Good morning, Please give me your perspective on the following topic Theological determinism and free will. Theological determinism seems to imply that I am not truly free if God is omnipotent and has infallible foreknowledge. After all, if God knows in advance that I will steal a car, it seems as though I am destined to do so, and that I am actually not responsible (God's fault, I am absolved of morally unacceptable behaviour). Some (Christian) Philosophers would probably argue to the contrary. They might say that God's foreknowledge does not imply that I am destined to act in a certain way, as God's foreknowledge only means that he knows what I will freely choose to do. Had I chosen to freely act in another way, his foreknowledge would have anticipated that as well. My own thought is that this argument merely implies that our Free-Will is an illusion. A simple thought experiment to support that is : If God decided to reveal some of his infallible foreknowledge to me, such as, for example, that I will buy a new red car tomorrow, then I would be free to act in a way that violates this foreknowledge; I may decide to buy a second-hand blue car instead. So Free-Will seems to imply that I can only be truly free if I could act in a way that violates God's infallible knowledge. There are of course many different permutations and views. Some answers resort to Modal Logic (about which I know nothing), suggesting that some sort of reconciliation between Infallible foreknowledge and Free-Will is possible after all. Your views will be greatly appreciated Kind Regards

Thank you for your excellent question and observations.

While I am inclined toward what is known as open theism (in accord with work by William Hasker) which essentially denies that divine omniscience includes truths about future free action (referred to sometimes as future, free contingents), I am (for the most part) agnostic about whether omniscience of the future would indeed show free will to be an illusion or provide evidence for fatalism. The reason why I am inclined to open theism is because I suspect that what you and I as free agents will do tomorrow is under-determined. It has not yet happened that tomorrow you will (freely) buy a red car. HOWEVER, if we adopted some form of 4 dimensionalism, according to which all times are equally real, and it is true that (say) in 2018 you are freely buying a red car (and so the event of your free action is the result of your free action at that time), then I suggest God's knowing that would not violate your free action.

Your point about what would happen if you were informed by an infallible, omniscient source about what you will do is very interesting! Arguably, your point rests on what seems right, that when we deliberate about what to do freely in the future, we do not already know what we will do. If I KNOW I will buy the car, it would be odd for me to deliberate on whether I should or should not make the purchase.
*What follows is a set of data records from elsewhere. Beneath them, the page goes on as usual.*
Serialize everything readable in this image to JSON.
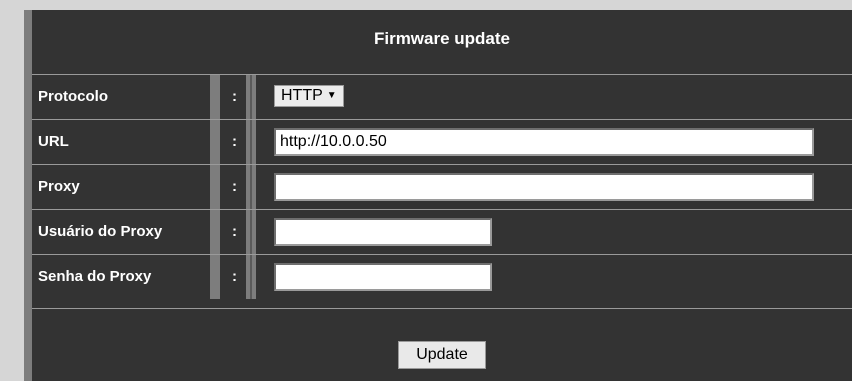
{
  "header": {
    "title": "Firmware update"
  },
  "rows": [
    {
      "label": "Protocolo",
      "colon": ":",
      "type": "select",
      "value": "HTTP",
      "arrow": "▼"
    },
    {
      "label": "URL",
      "colon": ":",
      "type": "text",
      "value": "http://10.0.0.50"
    },
    {
      "label": "Proxy",
      "colon": ":",
      "type": "text",
      "value": ""
    },
    {
      "label": "Usuário do Proxy",
      "colon": ":",
      "type": "text",
      "value": ""
    },
    {
      "label": "Senha do Proxy",
      "colon": ":",
      "type": "password",
      "value": ""
    }
  ],
  "footer": {
    "update_label": "Update"
  },
  "colors": {
    "panel": "#333333",
    "separator": "#7d7d7d",
    "page_background": "#d6d6d6",
    "text": "#ffffff"
  }
}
This reasoning might, then, give us reason for thinking that God's revealing (assuming 4 dimensionalism, etc) to you now in 2017 what you will do in 2018 (freely?) would compromise your freedom or at least lead to paradox. But if we take the thought experiment to its natural conclusion, on this schema, all the factors would enter into what takes place in 2017 and 2018. So, what you do in 2018 might involve this: "It was revealed to me a year ago I would buy a red car. I want to defy this to back-up a claim I made on the blog Askphilosophers, but then again, I have a chance to buy that Italian racing car and, while it happens to be red, I will paint it blue just after the purchase." As you make the purchase, you hear a divine voice: "You raised a good point in Askphilosophers in 2017, but keep in mind I revealed to you that you would purchase a red car in 2018. I did not fill you in that you would paint it blue after the purchase."